Life changed dramatically after they returned home. Larry Kwicinski was diagnosed with pancreatic cancer, and the prognosis was not favorable.
Adriana, with encouragement from her mother, Nanci Caldwell, decided to sing and record her first CD with four of her dad's favorite jazz songs as a Father's Day gift that he could listen to while undergoing chemotherapy.
In just nine short months, Larry Kwicinski lost his battle with cancer. He died on Feb. 18, 2006, at age 57.
Adriana and her mother decided they had to do something to help raise public awareness of the need for a breakthrough in pancreatic cancer treatment and early detection. Drawing on her musical talent and her first recording experience, Adriana made another CD — "Irreplaceable"— in San Jose and San Francisco recording studios.
The CD is dedicated to her dad, "the best dad any kid could ever imagine," she says. All proceeds go to PanCan, the Pancreatic Cancer Action Network.
"When you take something you really love and combine it with something you're passionate about — a good cause — it makes one feel better," says Adriana, now 14 and a freshman at Menlo School.
She sings favorites such as "Cheek to Cheek," "Lullaby of Birdland," "Embraceable You" and "Three Little Words" on the CD, with accompaniment by well-known jazz musicians Larry Dunlap, piano; Seward McCain, bass; and Jim Zimmerman, drums.
"We chose songs that were her father's favorites and songs that were appropriate for a young girl," said Adriana's vocal coach Wendy McCain, a jazz singer and a faculty member of the Stanford Jazz Workshop.
Adriana's interest in jazz took off when she was in sixth grade at Portola Valley's Corte Madera School. Juliet Green, the school's music specialist, introduced Adriana to jazz and encouraged her to audition for "Panache," Corte Madera's vocal jazz group.

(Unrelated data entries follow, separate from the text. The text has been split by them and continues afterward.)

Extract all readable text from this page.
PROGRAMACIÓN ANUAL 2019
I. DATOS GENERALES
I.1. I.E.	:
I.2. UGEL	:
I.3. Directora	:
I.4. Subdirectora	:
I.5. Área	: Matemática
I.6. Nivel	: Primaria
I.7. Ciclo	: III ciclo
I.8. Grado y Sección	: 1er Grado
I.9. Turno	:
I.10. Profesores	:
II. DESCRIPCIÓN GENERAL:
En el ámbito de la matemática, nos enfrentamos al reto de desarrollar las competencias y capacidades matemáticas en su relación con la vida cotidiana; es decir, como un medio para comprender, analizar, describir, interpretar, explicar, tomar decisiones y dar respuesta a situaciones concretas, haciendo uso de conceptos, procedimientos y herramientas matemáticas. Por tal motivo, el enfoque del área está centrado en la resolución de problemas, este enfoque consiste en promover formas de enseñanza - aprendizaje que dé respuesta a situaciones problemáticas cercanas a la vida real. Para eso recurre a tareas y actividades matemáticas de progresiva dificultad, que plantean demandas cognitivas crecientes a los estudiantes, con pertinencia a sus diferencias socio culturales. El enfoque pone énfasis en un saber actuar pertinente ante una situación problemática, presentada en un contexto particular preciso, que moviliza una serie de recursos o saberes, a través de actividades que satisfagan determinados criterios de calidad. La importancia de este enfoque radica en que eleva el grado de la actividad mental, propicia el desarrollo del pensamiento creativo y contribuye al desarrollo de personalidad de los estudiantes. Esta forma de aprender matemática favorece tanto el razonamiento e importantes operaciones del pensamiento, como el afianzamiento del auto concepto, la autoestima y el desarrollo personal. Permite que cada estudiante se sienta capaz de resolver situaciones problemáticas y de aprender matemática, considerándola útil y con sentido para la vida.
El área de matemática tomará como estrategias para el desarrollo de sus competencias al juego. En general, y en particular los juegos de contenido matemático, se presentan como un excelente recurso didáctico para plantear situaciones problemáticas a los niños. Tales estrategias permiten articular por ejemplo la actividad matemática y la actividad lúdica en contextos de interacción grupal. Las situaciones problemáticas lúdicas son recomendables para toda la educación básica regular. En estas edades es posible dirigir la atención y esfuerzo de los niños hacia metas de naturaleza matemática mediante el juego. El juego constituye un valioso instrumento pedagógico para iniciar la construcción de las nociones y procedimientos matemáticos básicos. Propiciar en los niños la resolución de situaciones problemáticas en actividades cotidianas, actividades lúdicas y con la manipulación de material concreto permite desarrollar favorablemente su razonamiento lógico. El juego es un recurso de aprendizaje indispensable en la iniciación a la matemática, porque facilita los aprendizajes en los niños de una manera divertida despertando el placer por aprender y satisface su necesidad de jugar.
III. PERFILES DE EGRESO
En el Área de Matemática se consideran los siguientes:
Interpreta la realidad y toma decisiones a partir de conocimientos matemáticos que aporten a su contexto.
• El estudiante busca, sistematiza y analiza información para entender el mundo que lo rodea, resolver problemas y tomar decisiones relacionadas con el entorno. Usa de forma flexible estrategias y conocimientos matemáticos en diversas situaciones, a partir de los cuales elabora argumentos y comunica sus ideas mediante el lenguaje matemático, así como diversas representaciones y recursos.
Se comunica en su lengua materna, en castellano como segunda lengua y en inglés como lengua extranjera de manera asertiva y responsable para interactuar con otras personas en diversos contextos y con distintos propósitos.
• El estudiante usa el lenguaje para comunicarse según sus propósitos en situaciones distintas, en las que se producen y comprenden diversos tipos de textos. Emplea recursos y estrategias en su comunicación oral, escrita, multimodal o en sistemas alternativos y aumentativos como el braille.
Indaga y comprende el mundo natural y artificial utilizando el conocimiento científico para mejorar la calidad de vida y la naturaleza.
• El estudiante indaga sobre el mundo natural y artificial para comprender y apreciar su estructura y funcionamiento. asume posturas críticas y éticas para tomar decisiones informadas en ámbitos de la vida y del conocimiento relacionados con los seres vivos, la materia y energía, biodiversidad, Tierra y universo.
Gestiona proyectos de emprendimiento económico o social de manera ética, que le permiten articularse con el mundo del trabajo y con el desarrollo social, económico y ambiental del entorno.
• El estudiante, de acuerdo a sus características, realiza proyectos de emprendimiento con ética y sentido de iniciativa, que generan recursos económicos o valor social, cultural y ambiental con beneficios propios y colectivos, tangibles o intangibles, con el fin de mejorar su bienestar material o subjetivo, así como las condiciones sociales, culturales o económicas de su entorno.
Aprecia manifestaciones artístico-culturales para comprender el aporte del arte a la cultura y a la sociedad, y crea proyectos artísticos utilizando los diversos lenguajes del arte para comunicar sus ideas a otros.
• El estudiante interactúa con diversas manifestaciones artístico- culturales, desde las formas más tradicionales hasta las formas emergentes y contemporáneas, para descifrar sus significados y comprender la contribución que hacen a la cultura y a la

She was one of only two sixth-graders accepted. That summer she participated in the Stanford Jazz Workshop and was invited to perform at several events.
Ms. Green, who was in the studio during Adriana's first recording session, describes Adriana's voice as "very pure and natural, with perfect pitch. I appreciate that she always sounds like herself, not affected or imitative the way many young singers are.
"She is a great soloist, but also can blend with a group, which reflects her personality."
"Music is my number one focus," Adriana says. She sings soprano in the Lorelei, the chorus at Menlo School, practicing four times a week at school; practices four to five hours a week at home; and continues to study with Ms. McCain.
During spring break, she'll travel with the Menlo chorus on its tour to South America, with stops in Peru, Chile and Argentina.
In the CD jacket notes, Adriana said she made the recording because she wanted to do something that would make a difference. "If only we could find a treatment that was more effective at fighting cancer. ... Although it is too late for my family, it doesn't have to be for other families, and I want to do everything I can to help."